I also let them throw the L around, because they like the sound the L makes, especially on tile and when it echoes. The "L" is one of the six remaining magnetic letters in the alphabet that was on our refrigerator, letters that stick to the 'fridge and then can be put into this little device that would sing a song about the letter. The song went:
L goes LLLL.
L goes LLLL.
Every letter makes a sound
And L goes LLLL.
If you put say, "G" into the device, it was more complicated:
G goes Gee.
G goes Guh.
Every letter makes a sound.
And G goes Gee.
And Guh.
Which made the song technically incorrect: Every letter doesn't make just "a" sound; some letters make more than one sound. They should have sung Every letter makes at least one sound or Every letter makes some sounds when the letter is one, like G, that makes more than one. But it's all academic now, because the device no longer works since it was not built to withstand being thrown repeatedly, and because we only have six letters left on the refrigerator. The rest have been taken into the bathtub, or lost on car trips, or are under the stove, where they have stuck themselves to the bottom of the stove and so could only be removed from under there if I was willing to pull the stove out and tilt it forward and peel the letters off, which I am not willing to do because I think doing that would wreck the stove and so I'm willing to risk having magnetic food to avoid ruining the stove.

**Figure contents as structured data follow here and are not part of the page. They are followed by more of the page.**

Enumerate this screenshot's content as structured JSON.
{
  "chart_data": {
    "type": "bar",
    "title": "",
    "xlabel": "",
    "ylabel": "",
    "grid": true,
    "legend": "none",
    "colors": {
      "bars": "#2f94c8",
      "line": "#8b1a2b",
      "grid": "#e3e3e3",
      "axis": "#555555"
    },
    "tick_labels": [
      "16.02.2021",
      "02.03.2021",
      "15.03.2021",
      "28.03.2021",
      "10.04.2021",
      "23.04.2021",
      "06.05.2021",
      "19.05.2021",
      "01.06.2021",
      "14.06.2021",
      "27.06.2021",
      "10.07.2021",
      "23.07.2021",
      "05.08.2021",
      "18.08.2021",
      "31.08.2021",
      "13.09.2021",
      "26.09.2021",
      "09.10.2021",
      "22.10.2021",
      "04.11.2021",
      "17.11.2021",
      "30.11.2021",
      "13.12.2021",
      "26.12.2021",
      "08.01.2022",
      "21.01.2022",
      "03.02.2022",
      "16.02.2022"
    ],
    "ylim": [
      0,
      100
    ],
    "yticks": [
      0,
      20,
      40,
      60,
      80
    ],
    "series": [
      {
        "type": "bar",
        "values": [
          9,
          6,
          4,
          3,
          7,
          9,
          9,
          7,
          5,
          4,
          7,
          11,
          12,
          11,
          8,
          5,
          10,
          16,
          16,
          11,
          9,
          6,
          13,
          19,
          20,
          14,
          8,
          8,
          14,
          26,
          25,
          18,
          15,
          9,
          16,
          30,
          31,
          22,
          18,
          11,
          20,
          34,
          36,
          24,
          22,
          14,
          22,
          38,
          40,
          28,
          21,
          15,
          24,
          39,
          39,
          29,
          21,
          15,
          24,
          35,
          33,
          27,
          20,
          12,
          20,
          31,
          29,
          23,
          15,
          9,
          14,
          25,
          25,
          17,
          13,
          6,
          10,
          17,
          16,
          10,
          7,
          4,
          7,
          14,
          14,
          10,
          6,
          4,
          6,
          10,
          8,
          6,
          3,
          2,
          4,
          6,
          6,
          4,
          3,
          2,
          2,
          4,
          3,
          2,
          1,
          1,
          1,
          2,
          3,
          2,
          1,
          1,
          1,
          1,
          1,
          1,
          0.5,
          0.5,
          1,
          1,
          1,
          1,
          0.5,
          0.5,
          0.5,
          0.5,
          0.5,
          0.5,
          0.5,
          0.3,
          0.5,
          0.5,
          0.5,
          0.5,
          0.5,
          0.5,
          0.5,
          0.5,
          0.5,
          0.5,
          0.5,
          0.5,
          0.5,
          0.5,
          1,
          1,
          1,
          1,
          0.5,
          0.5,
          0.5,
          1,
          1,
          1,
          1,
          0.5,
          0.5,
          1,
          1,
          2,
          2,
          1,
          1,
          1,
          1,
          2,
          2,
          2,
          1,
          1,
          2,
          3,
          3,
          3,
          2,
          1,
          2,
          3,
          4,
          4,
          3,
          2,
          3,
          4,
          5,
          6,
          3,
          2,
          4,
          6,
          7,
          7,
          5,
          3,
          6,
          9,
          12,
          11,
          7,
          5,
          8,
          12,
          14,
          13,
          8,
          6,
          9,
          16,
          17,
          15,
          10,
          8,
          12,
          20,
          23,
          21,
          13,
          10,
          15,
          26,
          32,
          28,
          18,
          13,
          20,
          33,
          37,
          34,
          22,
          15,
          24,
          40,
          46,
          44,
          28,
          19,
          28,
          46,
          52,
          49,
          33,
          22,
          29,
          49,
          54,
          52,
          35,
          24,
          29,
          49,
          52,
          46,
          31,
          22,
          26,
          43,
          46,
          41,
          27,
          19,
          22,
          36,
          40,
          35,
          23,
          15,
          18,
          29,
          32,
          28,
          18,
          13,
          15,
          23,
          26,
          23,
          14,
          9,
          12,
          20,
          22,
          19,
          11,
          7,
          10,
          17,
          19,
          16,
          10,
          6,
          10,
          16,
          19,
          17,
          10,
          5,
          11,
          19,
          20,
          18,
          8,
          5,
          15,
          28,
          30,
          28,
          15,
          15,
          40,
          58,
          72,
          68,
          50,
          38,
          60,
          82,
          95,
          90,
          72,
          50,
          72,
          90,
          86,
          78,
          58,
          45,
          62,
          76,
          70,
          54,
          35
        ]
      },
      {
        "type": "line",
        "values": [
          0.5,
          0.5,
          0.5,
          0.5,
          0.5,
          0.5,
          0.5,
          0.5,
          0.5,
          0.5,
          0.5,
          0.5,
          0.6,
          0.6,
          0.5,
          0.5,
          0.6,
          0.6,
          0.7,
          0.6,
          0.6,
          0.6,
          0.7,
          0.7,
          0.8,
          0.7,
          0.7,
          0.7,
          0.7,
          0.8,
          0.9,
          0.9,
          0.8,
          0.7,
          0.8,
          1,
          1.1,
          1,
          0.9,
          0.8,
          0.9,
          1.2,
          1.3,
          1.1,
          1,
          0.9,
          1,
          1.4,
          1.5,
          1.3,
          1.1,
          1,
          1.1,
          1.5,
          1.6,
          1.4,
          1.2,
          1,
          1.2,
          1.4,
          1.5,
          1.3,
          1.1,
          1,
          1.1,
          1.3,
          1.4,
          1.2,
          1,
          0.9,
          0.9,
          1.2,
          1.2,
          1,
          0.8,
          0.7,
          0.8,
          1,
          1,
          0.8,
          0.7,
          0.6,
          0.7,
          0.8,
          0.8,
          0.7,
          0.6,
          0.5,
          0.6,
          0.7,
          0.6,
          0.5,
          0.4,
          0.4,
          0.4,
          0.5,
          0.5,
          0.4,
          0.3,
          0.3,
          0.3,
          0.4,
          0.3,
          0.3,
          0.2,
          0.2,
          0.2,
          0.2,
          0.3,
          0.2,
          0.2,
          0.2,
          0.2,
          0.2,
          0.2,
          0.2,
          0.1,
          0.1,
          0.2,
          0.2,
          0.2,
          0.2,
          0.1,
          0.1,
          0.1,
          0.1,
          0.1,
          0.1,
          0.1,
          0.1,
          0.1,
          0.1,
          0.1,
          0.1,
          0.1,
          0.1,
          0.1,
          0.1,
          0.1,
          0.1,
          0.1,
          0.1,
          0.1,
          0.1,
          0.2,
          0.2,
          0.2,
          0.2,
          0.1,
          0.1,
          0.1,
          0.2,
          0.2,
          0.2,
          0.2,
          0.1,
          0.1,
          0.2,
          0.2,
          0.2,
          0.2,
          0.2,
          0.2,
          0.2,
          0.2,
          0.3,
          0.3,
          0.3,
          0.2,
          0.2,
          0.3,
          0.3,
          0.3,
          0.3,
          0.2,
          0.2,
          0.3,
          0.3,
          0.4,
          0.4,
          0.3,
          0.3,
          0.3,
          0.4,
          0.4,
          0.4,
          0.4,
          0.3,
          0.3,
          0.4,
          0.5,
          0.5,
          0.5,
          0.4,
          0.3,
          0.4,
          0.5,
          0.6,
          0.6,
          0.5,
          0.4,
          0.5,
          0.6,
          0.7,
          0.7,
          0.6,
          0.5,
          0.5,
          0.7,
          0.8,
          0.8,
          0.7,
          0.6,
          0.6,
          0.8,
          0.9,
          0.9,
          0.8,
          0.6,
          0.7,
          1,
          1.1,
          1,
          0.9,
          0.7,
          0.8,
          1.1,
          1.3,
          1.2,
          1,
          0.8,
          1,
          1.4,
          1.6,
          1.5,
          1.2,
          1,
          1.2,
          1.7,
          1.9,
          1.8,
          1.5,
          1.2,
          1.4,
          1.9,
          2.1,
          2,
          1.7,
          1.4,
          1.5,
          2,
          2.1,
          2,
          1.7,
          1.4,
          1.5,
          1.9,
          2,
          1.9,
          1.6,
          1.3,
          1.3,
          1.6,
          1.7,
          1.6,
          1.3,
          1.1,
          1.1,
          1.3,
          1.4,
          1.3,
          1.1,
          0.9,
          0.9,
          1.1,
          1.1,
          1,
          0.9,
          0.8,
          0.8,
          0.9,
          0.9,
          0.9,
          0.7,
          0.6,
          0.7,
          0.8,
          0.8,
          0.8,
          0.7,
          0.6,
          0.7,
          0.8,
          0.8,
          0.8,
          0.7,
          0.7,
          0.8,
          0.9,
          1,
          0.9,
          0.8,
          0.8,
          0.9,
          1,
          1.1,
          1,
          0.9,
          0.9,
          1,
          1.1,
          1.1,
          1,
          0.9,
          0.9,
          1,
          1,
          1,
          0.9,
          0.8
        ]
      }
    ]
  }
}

The "L" came with us to the mall and was in the stroller, so I let the Babies! take it out and throw it down the mall, listening to it clink and clack and echo, and I even took the L and threw it for them so that it would bounce and make bigger clinking and clacking, which they loved so much that it drove them into bigger fits of pounding on the fabric store window, and also made them happy enough to talk.
"Nononononono," Mr Bunches would holler as he ran to get the L and have me throw it again.
"Guck," Mr F would tell me as he tried to get the L from Mr Bunches so that he could give it to me to throw again.
That was how we whiled away nearly an hour yesterday afternoon: throwing the L around the deserted World's Most Depressing Mall, after which I had to reluctantly conclude that we would not have time to get the extension cord to put up the inflatable decorations, a decision that left me with no more chores to do that day. I got the Babies! back into the car, flush with the excitement of having run around a mall. It was the highlight of their weekend. They'd paid little attention to Fort Christmas, they'd beaten up Cookie Monster, they'd been nonplussed by our drive to look at Christmas lights Friday and Saturday night, but here they were on Sunday evening, sparkle-eyed and apple-cheeked and breathless with the kind of excitement that only comes 'round once a year.
Once a year, that is, unless I find myself needing some fabric and to renew my driver's license.